La Habana Vieja and the Hotel Nacional – Havana, Cuba, Greater Antilles
The Capital’s Historic Quarter and Its Most Glamorous, Nostalgic Hotel
Anchored by the gracious Plaza de la Catedral, Havana’s 2-square-mile Old Quarter is one of the most envied in the Americas, a partially renovated architectural ensemble of monuments, fortresses, cobblestone streets, and grandiose, ostentatious town- houses that once belonged to an affluent bourgeoisie.
Close to 150 buildings dating from the 16th and 17th centuries have been handsomely preserved while others have been left to crumble. It’s one of the many conflicting impressions made by this once magnificent capital, still the largest city in the Caribbean. Paradoxically, the very revolution responsible for the island’s decades-long withdrawal has helped keep the city’s finest architecture intact by banning private investments and real estate speculation—there’s not an incongruous modem structure to be found among the arcades and palm-shaded courtyards of the old Spanish core.

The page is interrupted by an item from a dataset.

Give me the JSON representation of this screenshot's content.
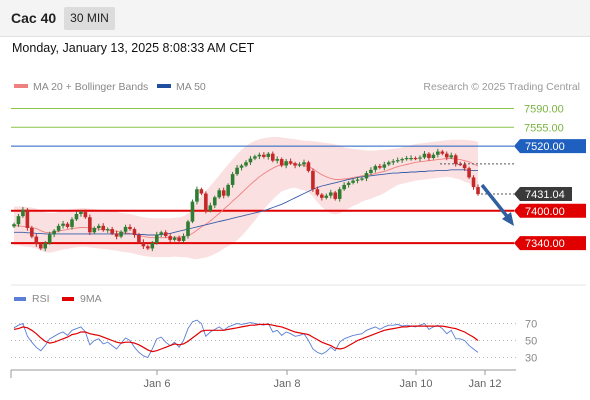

Foreseeing a great future in tourism, this niche of the city has been tidied up and is once again a mirror of the colonial Havana that was the richest city in the Caribbean, when the treasures of the New World flooded through on their way to the royal courts of Spain. Even its dilapidated comers have a charmed feel about them, a sun washed melancholy that mixes with a sense of peeling and decaying glory.
If Havana seems stuck in the past, nowhere is it felt more glamorously or nostalgically than at the Hotel Nacional, located in the Vedado district, west of the Old Quarter, and overlooking the Malecon, Havana’s great 4-mile waterfront drive.
Featuring eclectic Art Deco architecture, this landmark was spruced up not long ago to recapture the glory of its 1930s youth, restoring the opulent beauty of its Moorish arches and hand-painted tiles. In 1950s Havana, mobster Meyer Lansky operated one of Cuba’s most glamorous casinos here; his Vegas cronies lounged at the palm-shaded pool, playing penny-ante poker.
Today they’ve been replaced by VIP guests, the foreign press corps, boycott-busting American tycoons pretending not to be doing business, and cigar-smoking, rum-sipping Europeans on their way to one of the island’s coastal resorts.